The Alliance would let provinces have exclusive jurisdiction over education; the Tories would expand federal involvement to include easing student debt.
There are a raft of aggressive Alliance policies that the old PC Party shunned, such as: eliminating public funding for multiculturalism; reducing the bilingualism requirement for employment in the public service; reducing and eventually eliminating special status for native people; permitting citizens to recall the MP in their riding and forcing a by-election; eliminating regional economic-development grants and permitting citizen-initiated binding referendums.
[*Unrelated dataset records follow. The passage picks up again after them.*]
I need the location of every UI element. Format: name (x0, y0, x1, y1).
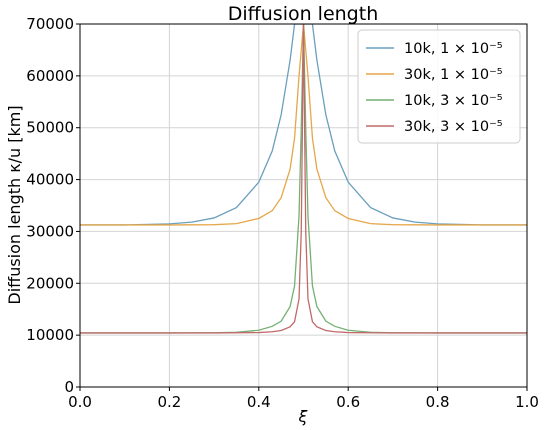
y-tick-label: 0 (64, 378, 74, 396)
y-axis-ticks: 0 10000 20000 30000 40000 50000 60000 70000 (26, 15, 80, 396)
legend: 10k, 1 × 10⁻⁵ 30k, 1 × 10⁻⁵ 10k, 3 × 10⁻⁵ 3… (357, 29, 521, 144)
legend-box (357, 29, 521, 144)
x-tick-label: 0.4 (247, 393, 271, 411)
legend-label: 10k, 1 × 10⁻⁵ (404, 41, 503, 57)
y-tick-label: 20000 (26, 274, 74, 292)
y-tick-label: 30000 (26, 222, 74, 240)
x-tick-label: 0.2 (157, 393, 181, 411)
chart-title: Diffusion length (228, 3, 379, 25)
series-line-2 (80, 24, 527, 334)
y-tick-label: 10000 (26, 326, 74, 344)
plot-area (80, 24, 527, 334)
plot-frame (79, 23, 528, 388)
x-tick-label: 0.8 (426, 393, 450, 411)
x-axis-label: ξ (298, 407, 309, 426)
y-tick-label: 70000 (26, 15, 74, 33)
x-axis-ticks: 0.0 0.2 0.4 0.6 0.8 1.0 (68, 387, 539, 411)
x-tick-label: 0.6 (336, 393, 360, 411)
y-tick-label: 50000 (26, 119, 74, 137)
y-axis-label: Diffusion length κ/u [km] (5, 105, 24, 304)
legend-label: 30k, 3 × 10⁻⁵ (404, 119, 503, 135)
x-tick-label: 1.0 (515, 393, 539, 411)
series-line-1 (80, 24, 527, 226)
series-group (80, 24, 527, 334)
y-tick-label: 40000 (26, 171, 74, 189)
legend-label: 30k, 1 × 10⁻⁵ (404, 67, 503, 83)
series-line-3 (80, 24, 527, 334)
y-tick-label: 60000 (26, 67, 74, 85)
x-tick-label: 0.0 (68, 393, 92, 411)
legend-label: 10k, 3 × 10⁻⁵ (404, 93, 503, 109)
series-line-0 (80, 24, 527, 226)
It will be useless for the new party to play down these discrepancies. The Liberals and NDP are already sharpening their knives. Just imagine the leaders' debate: Paul Martin points sternly at the hapless Conservative leader. "Answer the question, sir," he demands. "Would you or would you not permit a referendum on capital punishment or the right to abortion? Yes or no?"
The problem is that the new party can't take a stand without alienating one of its two founding constituencies. The more it adheres to the Alliance platform, the more moderate conservatives it will drive away (and the dimmer will be its chances in Ontario and Atlantic Canada).
Ditching the most populist planks of the Alliance platform in favour of wishy-washy PC principles would prove to Western populists that the party they founded is no more. The effort of more than a decade will have been wasted.
To some extent, the choice of leader will settle the matter. During the leadership campaign, Stephen Harper, Jim Prentice, Peter MacKay and whoever else runs will have to spell out where they stand on the issues that currently divide the two parties. The winner's platform will, in effect, become the party platform.
Which is fine, provided you don't mind belonging to a political party whose policies are largely the creation of one person and that person's advisers, with the grass roots trodden underfoot.